Die „Memminger Hexenprozesse“ haben in der bundesdeutschen Rechtsgeschichte traurige Berühmtheit erlangt. Hunderte von Frauen mußten in entwürdigender Prozedur ihre Entscheidung für eine Abtreibung rechtfertigen und oft bis in die intimsten Details ihre Gründe darlegen. Nachträglich maßten sich Richter an zu entscheiden, ob sich die Frauen in einer den Abbruch rechtfertigenden Notlage befunden hatten oder nicht. Der Frauenarzt Horst Theissen wurde unnachgiebig verfolgt und verurteilt, seine berufliche und persönliche Existenz schwer beschädigt.

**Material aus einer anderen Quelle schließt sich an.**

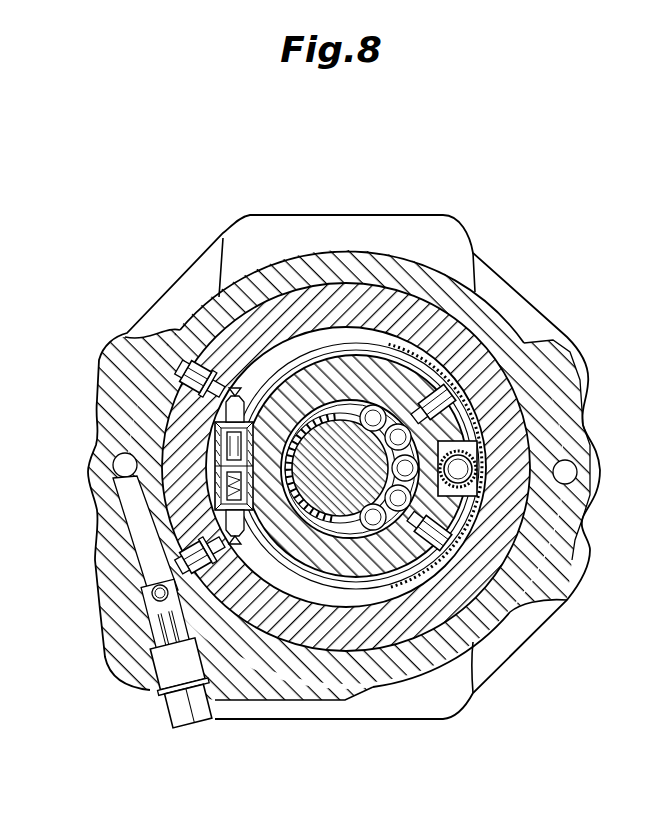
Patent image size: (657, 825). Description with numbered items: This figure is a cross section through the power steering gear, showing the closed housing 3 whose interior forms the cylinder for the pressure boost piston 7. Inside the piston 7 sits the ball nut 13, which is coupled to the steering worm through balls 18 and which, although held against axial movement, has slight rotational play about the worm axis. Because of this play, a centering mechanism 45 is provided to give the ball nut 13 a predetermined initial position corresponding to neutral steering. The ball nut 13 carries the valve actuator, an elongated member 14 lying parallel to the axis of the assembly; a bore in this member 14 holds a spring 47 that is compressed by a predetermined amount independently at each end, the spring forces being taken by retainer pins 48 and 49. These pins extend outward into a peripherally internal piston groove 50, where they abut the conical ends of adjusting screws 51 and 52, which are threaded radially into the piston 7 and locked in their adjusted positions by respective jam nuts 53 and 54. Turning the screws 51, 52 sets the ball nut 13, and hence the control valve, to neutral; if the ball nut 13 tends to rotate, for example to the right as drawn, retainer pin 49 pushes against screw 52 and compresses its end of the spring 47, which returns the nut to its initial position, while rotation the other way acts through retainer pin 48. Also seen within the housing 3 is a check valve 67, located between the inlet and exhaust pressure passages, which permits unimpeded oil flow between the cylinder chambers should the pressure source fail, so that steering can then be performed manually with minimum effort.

The housing 3 is at (373, 272).
The pressure boost piston 7 is at (393, 308).
The ball nut 13 is at (390, 387).
The elongated member 14 is at (222, 442).
The balls 18 is at (442, 373).
The centering mechanism 45 is at (107, 236).
The spring 47 is at (222, 463).
The retainer pin 48 is at (222, 505).
The retainer pin 49 is at (195, 390).
The peripherally internal piston groove 50 is at (287, 357).
The adjusting screw 51 is at (238, 552).
The adjusting screw 52 is at (237, 382).
The jam nut 53 is at (205, 562).
The jam nut 54 is at (195, 365).
The check valve 67 is at (156, 598).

Das groteske Schauspiel rief weit über linke und liberale Kreise hinaus Empörung und Kritik hervor. Und es beeinflußte die Entscheidung des Bundesverfassungsgerichts zur Neuregelung des Paragraphen 218 entscheidend. Immerhin konnte sich Karlsruhe in einem ansonsten von ideologischen Unsäglichkeiten und juristischen Widersprüchen durchsetzten Urteil dazu durchringen, das Letztentscheidungsrecht von Frauen über einen Schwangerschaftsabbruch anzuerkennen – wenn auch nur innerhalb der ersten drei Monate und nach Zwangsberatung. Die im alten Paragraph 218 vorgeschriebene Indikationsfeststellung durch Dritte – und damit die gerichtliche Überprüfbarkeit, also die Grundlage der Memminger Urteile – ist endlich abgeschafft.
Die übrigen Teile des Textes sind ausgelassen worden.